KYIV, Aug 12 (Reuters) – Securing a new $5 billion loan from the IMF would help reassure Ukraine’s other creditors that the war-torn country’s macroeconomic situation was under control, President Volodymyr Zelenskiy’s chief economic adviser told Reuters on Friday.
Fresh financing from the International Monetary Fund for around 18 months could serve as the anchor for a larger package of $15 billion-$20 billion to help Ukraine weather the economic crisis caused by Russia’s invasion, the adviser, Oleg Ustenko, said.
He said Ukrainian officials were in touch with the global lender about the potential request, adding that the goal should be to move forward as quickly as possible.
The IMF declined to comment.
Ustenko’s comments came just over two weeks after Ukraine’s central bank governor, Kyrylo Shevchenko, told Reuters that he was seeking as much as $20 billion from the IMF over two or three years – an amount that would have put Ukraine well over the fund’s “exceptional access limit” for lending.
The large size of that request had triggered intense debate within the IMF because it would have also raised questions about the sustainability of Ukraine’s debt.
The revised plan would be modeled on a financing package agreed in 2015, after Russia’s invasion of the Crimea region of Ukraine, that included $17.5 billion in IMF funding but helped leverage total funding of $40 billion.
“An IMF program of $5 billion would be in line with earlier funding levels and might be a catalyst for funding from other sources, including the EU, (the U.S.) Treasury and other individual countries,” Ustenko told Reuters.
Ukraine’s previous $5 billion loan program was canceled in March as the IMF approved $1.4 billion in emergency financing with few conditions in the early weeks of Russia’s invasion.
Ukrainian authorities pledged to work with the Fund to design a new economic program “aimed at rehabilitation and growth, when conditions permit.”
Ukraine, grappling with the internal displacement of some 7 million people by Russia’s invasion on Feb. 24, is scrambling to marshal resources to deal with energy shortages, rising inflation, and a worsening humanitarian crisis as winter approaches.
It faces a 35%-45% economic contraction in 2022 and a monthly fiscal shortfall of $5 billion, with only a third of some $29 billion in Western aid pledges having materialized thus far, economists say.
This week, Ukraine’s overseas creditors backed its request for a two-year freeze on payments on almost $20 billion in international bonds, but Ukraine must still make $635 million in principal payments on prior IMF loans beginning in mid-September.
Ustenko said Ukraine hoped to move forward quickly with negotiations with the IMF with an eye to reaching a preliminary agreement before those payments were due.
Proponents of the new program argue that Ukraine had made good progress on tackling deficits and addressing corruption before the war, and the new lending would allow it to stabilize the economy.

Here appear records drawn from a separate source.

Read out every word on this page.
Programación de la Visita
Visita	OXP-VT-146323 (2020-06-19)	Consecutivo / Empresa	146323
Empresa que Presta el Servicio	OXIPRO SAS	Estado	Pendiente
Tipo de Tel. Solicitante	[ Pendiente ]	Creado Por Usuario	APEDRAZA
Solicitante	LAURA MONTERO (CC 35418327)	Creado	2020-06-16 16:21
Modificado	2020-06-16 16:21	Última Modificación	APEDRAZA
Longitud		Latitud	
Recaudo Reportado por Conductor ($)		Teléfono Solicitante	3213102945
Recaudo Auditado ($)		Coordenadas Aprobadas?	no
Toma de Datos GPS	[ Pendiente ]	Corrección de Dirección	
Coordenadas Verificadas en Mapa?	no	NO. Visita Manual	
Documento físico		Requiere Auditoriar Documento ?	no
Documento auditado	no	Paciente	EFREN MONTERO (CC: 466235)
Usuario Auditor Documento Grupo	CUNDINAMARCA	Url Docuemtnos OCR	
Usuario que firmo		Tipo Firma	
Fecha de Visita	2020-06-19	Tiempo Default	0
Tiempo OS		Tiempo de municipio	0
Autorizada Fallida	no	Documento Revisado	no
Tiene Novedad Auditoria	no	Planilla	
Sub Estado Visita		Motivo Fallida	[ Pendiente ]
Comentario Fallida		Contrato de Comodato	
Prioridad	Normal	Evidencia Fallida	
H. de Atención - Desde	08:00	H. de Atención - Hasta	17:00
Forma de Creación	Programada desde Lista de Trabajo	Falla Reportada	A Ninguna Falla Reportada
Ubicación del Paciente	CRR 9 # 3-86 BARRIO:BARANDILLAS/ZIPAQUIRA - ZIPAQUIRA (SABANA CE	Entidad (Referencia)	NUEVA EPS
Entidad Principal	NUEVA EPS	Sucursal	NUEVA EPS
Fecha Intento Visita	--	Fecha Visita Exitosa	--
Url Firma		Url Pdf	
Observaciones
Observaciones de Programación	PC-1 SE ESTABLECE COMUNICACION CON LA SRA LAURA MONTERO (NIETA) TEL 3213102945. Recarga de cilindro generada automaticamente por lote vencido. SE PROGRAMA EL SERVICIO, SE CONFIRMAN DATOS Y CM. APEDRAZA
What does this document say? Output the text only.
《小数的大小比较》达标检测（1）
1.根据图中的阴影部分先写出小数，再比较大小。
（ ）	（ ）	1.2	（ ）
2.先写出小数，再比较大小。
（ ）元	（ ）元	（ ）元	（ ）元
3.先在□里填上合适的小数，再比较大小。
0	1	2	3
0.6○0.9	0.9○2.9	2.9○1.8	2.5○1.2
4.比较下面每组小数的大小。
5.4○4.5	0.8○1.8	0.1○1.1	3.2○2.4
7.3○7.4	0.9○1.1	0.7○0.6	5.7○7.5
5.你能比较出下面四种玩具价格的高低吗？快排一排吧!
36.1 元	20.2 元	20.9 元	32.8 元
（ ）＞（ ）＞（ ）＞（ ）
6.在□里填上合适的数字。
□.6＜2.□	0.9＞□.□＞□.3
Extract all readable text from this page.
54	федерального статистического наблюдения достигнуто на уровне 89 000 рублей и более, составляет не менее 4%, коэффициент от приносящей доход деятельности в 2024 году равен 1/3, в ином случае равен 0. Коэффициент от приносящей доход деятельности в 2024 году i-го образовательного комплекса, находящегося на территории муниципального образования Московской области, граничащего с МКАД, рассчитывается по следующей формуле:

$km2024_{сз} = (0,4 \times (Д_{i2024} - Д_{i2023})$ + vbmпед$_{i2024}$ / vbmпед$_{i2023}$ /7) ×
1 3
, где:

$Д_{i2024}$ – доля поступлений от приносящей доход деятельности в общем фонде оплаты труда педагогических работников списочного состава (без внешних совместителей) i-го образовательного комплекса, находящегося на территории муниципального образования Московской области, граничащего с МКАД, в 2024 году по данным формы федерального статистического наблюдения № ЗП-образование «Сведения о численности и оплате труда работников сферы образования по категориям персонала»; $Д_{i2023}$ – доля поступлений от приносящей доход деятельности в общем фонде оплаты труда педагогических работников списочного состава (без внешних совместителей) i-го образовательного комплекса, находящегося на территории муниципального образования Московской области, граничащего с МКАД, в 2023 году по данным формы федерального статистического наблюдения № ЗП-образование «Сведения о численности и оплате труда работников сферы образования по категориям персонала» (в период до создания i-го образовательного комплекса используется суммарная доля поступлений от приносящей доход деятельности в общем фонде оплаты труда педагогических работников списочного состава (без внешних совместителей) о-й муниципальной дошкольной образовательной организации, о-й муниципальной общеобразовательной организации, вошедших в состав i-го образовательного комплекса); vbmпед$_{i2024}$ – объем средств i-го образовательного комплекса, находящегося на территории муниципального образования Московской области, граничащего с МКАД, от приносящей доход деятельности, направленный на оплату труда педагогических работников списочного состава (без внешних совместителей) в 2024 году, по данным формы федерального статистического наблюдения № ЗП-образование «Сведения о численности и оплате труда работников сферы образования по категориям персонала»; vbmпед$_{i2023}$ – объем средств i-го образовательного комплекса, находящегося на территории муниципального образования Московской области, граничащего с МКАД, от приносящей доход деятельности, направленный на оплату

But critics say a large new loan could put the Fund at risk, as Russia could still win the war and refuse to make good on Ukraine’s debts.
Mark Sobel, U.S. chair of the OMFIF financial policy think tank and a former senior Treasury official, said the Fund was set up to be a “first responder to severe systemic global economic crises” and it should act to help Ukraine pay pensions and other obligations.
Martin Muehleisen, a former IMF strategy chief now affiliated with the Atlantic Council, said even a loan of $5 billion would raise debt sustainability questions in the midst of a war and set worrisome precedents, shifting it clearly to Western priorities.
“The IMF was used by the U.S. and its allies for strategic purposes during the Cold War. Tying the fund closer to the West’s political objectives may again be called for, but it would conflict with the IMF’s aspiration to be a truly global organization,” Muehleisen said.